Paper Maps: Doomed in Canada, But Not Elsewhere?

Capital News, the student newspaper of Carleton University’s journalism school, has a story about the imminent demise of paper topographic maps in Canada. (I suspect that link might not be permanent.) There’s nothing really new in this story: the Centre for Topographic Information’s director says that paper maps are obsolete; World of Maps’s Brad Green says, not so fast — just like the previous coverage of this story (see previous entries: Canadian Topo Map Update: CBC Coverage; Canadian Topo Map Update: Globe and Mail Coverage; Canadian Government Abandoning Paper Topo Maps?).

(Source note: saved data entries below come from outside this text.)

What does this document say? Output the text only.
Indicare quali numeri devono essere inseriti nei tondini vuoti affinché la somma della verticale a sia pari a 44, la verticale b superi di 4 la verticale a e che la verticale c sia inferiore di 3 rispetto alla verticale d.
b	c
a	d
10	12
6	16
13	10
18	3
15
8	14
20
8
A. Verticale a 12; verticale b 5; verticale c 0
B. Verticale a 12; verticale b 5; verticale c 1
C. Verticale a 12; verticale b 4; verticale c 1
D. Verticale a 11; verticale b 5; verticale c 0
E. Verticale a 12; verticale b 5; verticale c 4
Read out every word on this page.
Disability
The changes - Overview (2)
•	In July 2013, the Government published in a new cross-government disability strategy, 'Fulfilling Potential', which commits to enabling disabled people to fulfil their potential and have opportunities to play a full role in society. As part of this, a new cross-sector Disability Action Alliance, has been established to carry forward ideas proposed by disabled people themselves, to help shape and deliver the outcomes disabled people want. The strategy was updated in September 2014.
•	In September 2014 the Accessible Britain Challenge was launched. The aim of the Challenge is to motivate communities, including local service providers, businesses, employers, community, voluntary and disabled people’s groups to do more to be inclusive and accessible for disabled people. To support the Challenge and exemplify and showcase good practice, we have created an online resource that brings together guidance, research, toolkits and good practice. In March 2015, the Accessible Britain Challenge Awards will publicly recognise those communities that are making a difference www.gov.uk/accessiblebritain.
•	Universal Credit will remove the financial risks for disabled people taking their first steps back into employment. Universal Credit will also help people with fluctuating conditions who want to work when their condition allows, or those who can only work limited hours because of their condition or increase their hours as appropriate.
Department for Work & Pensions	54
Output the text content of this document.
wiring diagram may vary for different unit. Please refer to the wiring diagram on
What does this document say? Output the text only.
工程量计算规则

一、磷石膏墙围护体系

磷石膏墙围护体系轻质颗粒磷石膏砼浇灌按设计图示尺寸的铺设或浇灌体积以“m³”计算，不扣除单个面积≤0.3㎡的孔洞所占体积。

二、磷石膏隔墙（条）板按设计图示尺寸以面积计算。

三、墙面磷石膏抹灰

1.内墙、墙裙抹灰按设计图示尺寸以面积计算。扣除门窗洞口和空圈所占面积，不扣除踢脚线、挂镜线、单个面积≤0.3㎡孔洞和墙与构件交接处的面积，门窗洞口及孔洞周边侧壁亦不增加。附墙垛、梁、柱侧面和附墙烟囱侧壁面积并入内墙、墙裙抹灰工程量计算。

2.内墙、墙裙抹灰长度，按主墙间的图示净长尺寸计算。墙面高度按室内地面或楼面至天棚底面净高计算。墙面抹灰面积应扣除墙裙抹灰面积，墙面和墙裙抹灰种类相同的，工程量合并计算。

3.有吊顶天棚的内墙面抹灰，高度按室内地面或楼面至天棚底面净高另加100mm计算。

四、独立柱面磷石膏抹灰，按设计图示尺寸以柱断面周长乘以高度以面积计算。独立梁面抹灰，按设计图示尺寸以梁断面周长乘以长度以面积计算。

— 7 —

Via Cartography.

Meanwhile, despite this move, it appears that the emerging conventional (if counterintuitive) wisdom is that digital mapping will actually increase the demand for paper maps, not decrease it. (In the same way, I suppose, that “paperless” offices actually increased the output of paper.) See, for example, this article from the Albany, NY, Business Review:

“We are concluding that the products you get on the Internet, such as MapQuest, are helping to educate people about maps,” she said. “So people who have never used a map before are inclined to check out something on MapQuest and it appears they are becoming acclimated to maps and going out and buying them.” …
Even dashboard GPS navigation systems wound up making people want maps more, instead of supplanting them, David Fisk said. …
“We’re seeing increases in all sales in all our product groups,” Chris Fisk said. “People are still buying paper maps and atlases, and probably more than ever before.”

Via All Points Blog.

The same point was also made by Jeff Thurston in this post in January: more printed maps, not less. Ed Parsons agrees.

Digital mapping is raising the profile of mapping, full stop; it’s not necessarily a zero-sum game. That decision to get out of paper topo maps looks a bit more shortsighted now, doesn’t it? But then we’re talking about the federal government, now, aren’t we?